Actually Maguire's presence cues my chief gripe--whenever Parker puts on his mask a little life leaks out of the picture; you need that little-boy-lost look to emotionally anchor all the superpowered shenanigans and big special effects and Raimi still hasn't quite solved this problem. The battle scenes are the best that money can buy I'm sure and a big improvement on the first picture's but there's just not enough well personality to them. Raimi's special effects in the Evil Dead movies were done out of poverty; they had a gritty hand-cranked quality as if made in someone's basement and had a special charm. Raimi tries his best: he makes more use of web-slinging--our hero's unique weapon and mode of transport, a nicely sublimated metaphor for nocturnal emissions (too bad we don't get any masturbation jokes in this sequel unless you count the times when he can't seem to uh do it)--and repeatedly rips up mask and costume as if trying to keep them off. What works best though is keeping the superbattles to a minimum and making the most of the Parker scenes, even ringing variations on the problems he encounters when faced with a crisis without his costume. 

It helps to have a much more impressive opponent in Dr. Otto Octavius (a glowering Alfred Molina)--"Doc Ock" as Jameson nicknames him. Doc doesn't quite achieve the grandeur promised by Molina's glower--for one thing the arms (operating under an artificial intelligence) partly controls the doctor not he them (he's not fully voluntarily evil)--but those same arms are his best assets imagewise, serpentine monsters that snap and clack malevolently as if with a mind of their own (which in fact they do). Also helps that the supporting cast has more to do--J.K. Simmons as the irascible J. Jonah Jameson has more time onscreen (always a good thing); Rosemary Harris as the indestructible Aunt May enjoys a few astringent lines; Kirsten Dunst as Mary Jane Watson is delectable as ever. I've a problem with James Franco, overqualified to play Harry Osborn; can't quite believe in his hatred for the webslinger (which is borne of a misunderstanding anyway) and suspect Harry doesn't either--his "down with Spider-Man" mantra has acquired a rote quality. His character does go through a few final twists however; hopefully the young man enjoys a more central--and crucial--role in the next sequel.
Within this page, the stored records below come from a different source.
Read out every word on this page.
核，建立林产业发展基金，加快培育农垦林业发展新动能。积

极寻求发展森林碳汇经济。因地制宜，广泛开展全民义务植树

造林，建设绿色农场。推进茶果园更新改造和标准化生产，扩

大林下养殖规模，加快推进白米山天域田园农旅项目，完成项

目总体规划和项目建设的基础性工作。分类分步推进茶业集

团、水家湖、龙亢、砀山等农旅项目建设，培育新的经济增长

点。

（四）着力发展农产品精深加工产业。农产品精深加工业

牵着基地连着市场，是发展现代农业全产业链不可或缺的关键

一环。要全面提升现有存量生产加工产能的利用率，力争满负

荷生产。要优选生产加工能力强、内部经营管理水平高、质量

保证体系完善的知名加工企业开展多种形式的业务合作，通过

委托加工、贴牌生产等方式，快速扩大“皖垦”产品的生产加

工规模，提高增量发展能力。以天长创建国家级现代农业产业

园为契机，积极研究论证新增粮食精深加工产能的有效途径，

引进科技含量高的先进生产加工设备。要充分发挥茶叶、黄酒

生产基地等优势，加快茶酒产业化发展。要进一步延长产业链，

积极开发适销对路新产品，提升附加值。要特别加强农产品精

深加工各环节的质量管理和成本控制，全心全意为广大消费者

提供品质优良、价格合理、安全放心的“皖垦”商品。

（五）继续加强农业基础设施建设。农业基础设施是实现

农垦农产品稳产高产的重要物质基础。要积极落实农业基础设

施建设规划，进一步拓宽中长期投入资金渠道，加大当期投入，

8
Also have a problem with Danny Elfman's music. Thought his scores for Tim Burton's Batman movies were perfect--gloomy and grand but with a bouncy comic-book undercurrent that gives the melody bite--but he's applied the concept to every superhero movie since and I don't think gloomy and grand is appropriate to this one; the corny animated series theme fits better. Batman and Batman Returns--still for my money the best of the comic-book adaptations--were pop opera; Spider-Man is soap. Elfman should know the difference.